Upon determining the final model from the model selection procedure, we estimate parameters for the multinomial logistic regression model on the remaining 98% of the genome. To study the difference between cancer types, all position-specific explanatory variables are stratified by cancer type. The coefficients represent multiplicative changes in mutation rate. Our results confirm the large differences in mutation pattern both between samples and cancer types, but also between different genomic and epigenomic regions.

We observe that regions that have been highly conserved during human evolution have a lower mutation rate in all cancer types and for all mutation types, and this difference is nearly always significant (Fig. 5a). For kidney chromophobe and prostate adenocarcinoma, it is reduced to less than half for some of the mutation types. In breast cancer, head and neck squamous cell carcinoma, kidney chromophobe and thyroid carcinoma, this difference is much more pronounced at A:T positions than at G:C positions, but there is no general pattern with respect to the mutation type.

As previously described [5], we nearly always find a positive association between replication timing and mutation rates (see regression lines in Fig. 2c; later replicating regions have more mutations), but the regression coefficient varies significantly between the different cancer types and the mutation types (Fig. 5b). For the dummy variable that distinguishes gene bodies, where expression is measured, from intergenic regions, we see a mixed pattern of insignificant and negative regression coefficients where the mutation rate in gene bodies is reduced to up to one third of the rate in intergenic regions (low-grade glioma; Fig. 5c). The only exception is melanoma with a slightly increased mutation rate in gene bodies.

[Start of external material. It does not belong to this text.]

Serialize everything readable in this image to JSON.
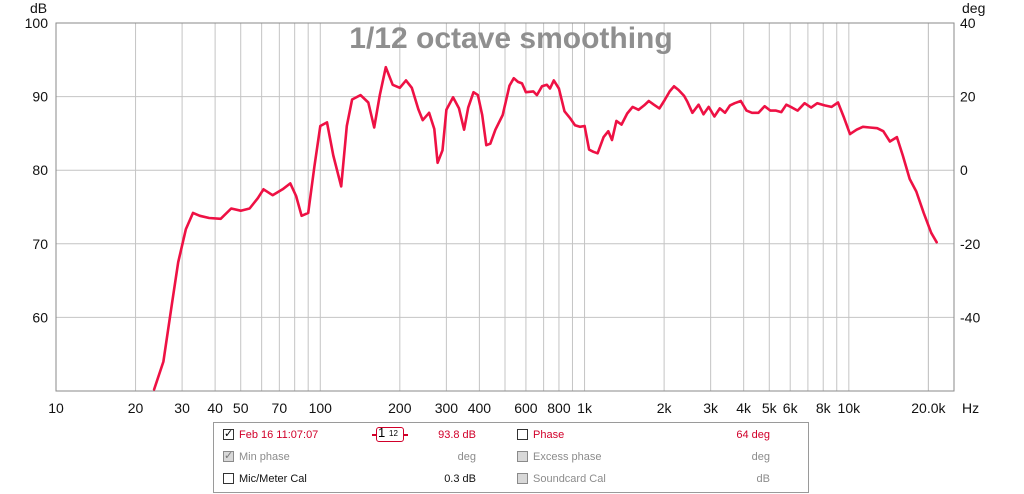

Also when we consider regions within gene bodies, we find a reduced mutation probability in highly expressed regions for most cancer types. The most extreme example is the probability of a C > T mutation in highly expressed regions in melanoma, which is only one fifth of the probability in lowly expressed ones (Fig. 5d). Low-grade glioma, prostate adenocarcinoma and thyroid cancer show the opposite pattern for some of the mutation types, though. However, this effect is dampened by the dummy variables for the gene body that have comparably large coefficients of the opposite sign for these three cancer types.

We find that the mutation rates differ between the different types of mutations, but also between the specific contexts that we consider: CpG, to capture the pattern of spontaneous deamination, and TpCp[AT], to capture the APOBEC signature. We find that the C > T mutation rate is higher in CpG sites than in other sites in all cancer types. In skin cutaneous melanoma, we also observe elevated mutation rate for CC context, which is related to the elevated CC > TT mutation rate due to UV light [12]. We observe elevated rates of mutations that fit the APOBEC pattern in breast cancer, bladder urothelial carcinoma, head and neck squamous cell carcinoma, lung squamous cell carcinoma and skin cutaneous melanoma.